What are phrasal verbs?
Phrasal verbs are verbs used with another word (an adverb or preposition) to create a commonly used phrase.
Phrasal verbs are idiomatic — you can’t guess the meaning of a phrasal verb by interpreting each of the words it contains literally.
For example, if you say, “I’ll look into the mirror,” you are going to direct your sight to a mirror. In this case, look into is not a phrasal verb; it’s simply a verb followed by a preposition.
On the other hand, if you say, “I don’t know what phrasal verbs are, but I’ll look into it,” you are not directing your sight into phrasal verbs—you are going to find out more about them.
How to learn and remember phrasal verbs?
My clients often ask me how best they should learn phrasal verbs and I categorically tell them that memorising a list of phrasal verbs outof context is a big NO!
What is far more effective is to learn them in context, in other words, in the different settings you find them. If the setting is familiar, the phrasal verb will be easier to understand and remember.
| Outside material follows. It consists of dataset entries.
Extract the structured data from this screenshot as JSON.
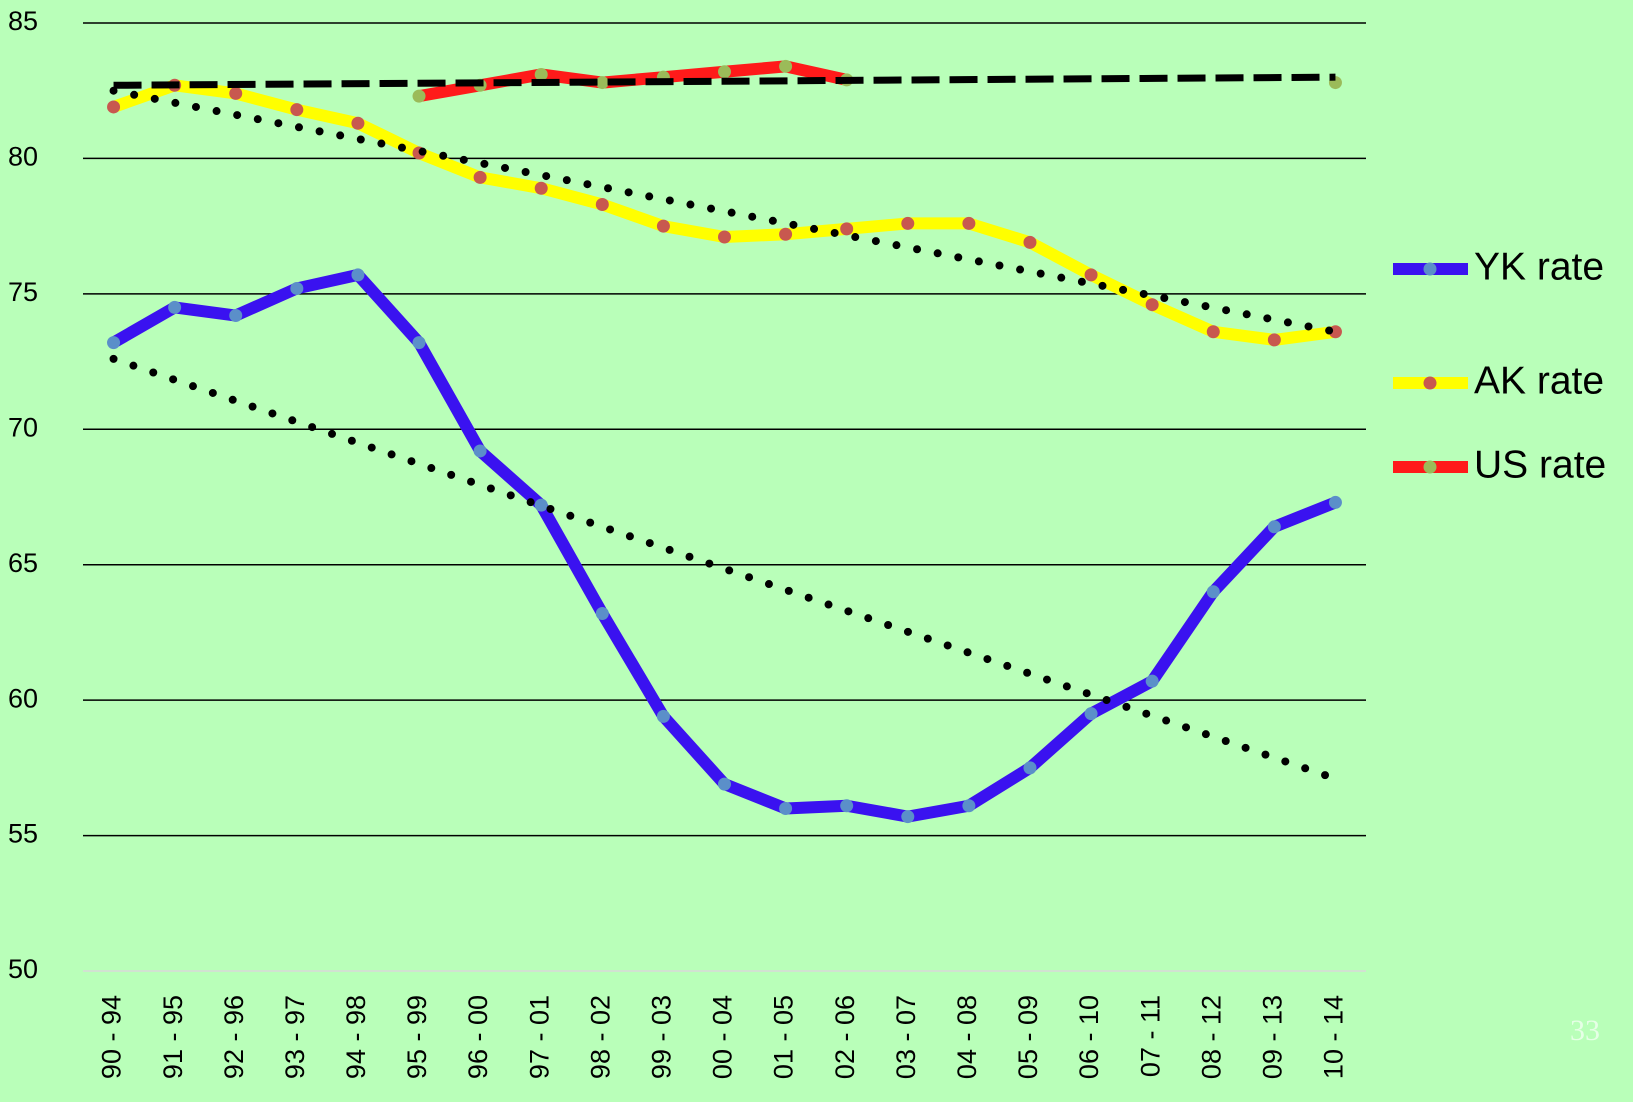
{
  "chart_data": {
    "type": "line",
    "categories": [
      "90 - 94",
      "91 - 95",
      "92 - 96",
      "93 - 97",
      "94 - 98",
      "95 - 99",
      "96 - 00",
      "97 - 01",
      "98 - 02",
      "99 - 03",
      "00 - 04",
      "01 - 05",
      "02 - 06",
      "03 - 07",
      "04 - 08",
      "05 - 09",
      "06 - 10",
      "07 - 11",
      "08 - 12",
      "09 - 13",
      "10 - 14"
    ],
    "series": [
      {
        "name": "YK rate",
        "color": "#3a12f0",
        "marker_color": "#5b8fc9",
        "values": [
          73.2,
          74.5,
          74.2,
          75.2,
          75.7,
          73.2,
          69.2,
          67.2,
          63.2,
          59.4,
          56.9,
          56.0,
          56.1,
          55.7,
          56.1,
          57.5,
          59.5,
          60.7,
          64.0,
          66.4,
          67.3
        ],
        "trend": {
          "start": 72.6,
          "end": 57.1,
          "dash": "dotted"
        }
      },
      {
        "name": "AK rate",
        "color": "#ffff00",
        "marker_color": "#c8584f",
        "values": [
          81.9,
          82.7,
          82.4,
          81.8,
          81.3,
          80.2,
          79.3,
          78.9,
          78.3,
          77.5,
          77.1,
          77.2,
          77.4,
          77.6,
          77.6,
          76.9,
          75.7,
          74.6,
          73.6,
          73.3,
          73.6
        ],
        "trend": {
          "start": 82.5,
          "end": 73.6,
          "dash": "dotted"
        }
      },
      {
        "name": "US rate",
        "color": "#ff1a1a",
        "marker_color": "#9bbb59",
        "values": [
          null,
          null,
          null,
          null,
          null,
          82.3,
          82.7,
          83.1,
          82.8,
          83.0,
          83.2,
          83.4,
          82.9,
          null,
          null,
          null,
          null,
          null,
          null,
          null,
          82.8
        ],
        "trend": {
          "start": 82.7,
          "end": 83.0,
          "dash": "dashed"
        }
      }
    ],
    "ylim": [
      50,
      85
    ],
    "yticks": [
      50,
      55,
      60,
      65,
      70,
      75,
      80,
      85
    ],
    "grid": true,
    "background": "#b9ffb9",
    "legend": "right",
    "slide_number": "33"
  }
}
I prefer to teach phrasal verbs under different topics. This does three things:
1) it shows you that phrasal verbs are a normal part of English
2) it ensures you don’t get overwhelmed by too many phrasal verbs at once
3) it gives you practice using phrasal verbs in the correct context
Let’s take a look at a business meeting over coffee
Imagine this scene. Tony has arranged to meet a good client of his, Jack. Instead of meeting at their offices, they’ve decided to meet for a coffee at a nearby cafe’.
Tony: Hello Jack. Sorry for being so late. Have you been waiting long?
Jack: Not too long. About half an hour.
Jack: No problem at all. It gave me a chance to catch up with (do something that should be done) my emails. What would you like? An espresso, cappuccino or latte?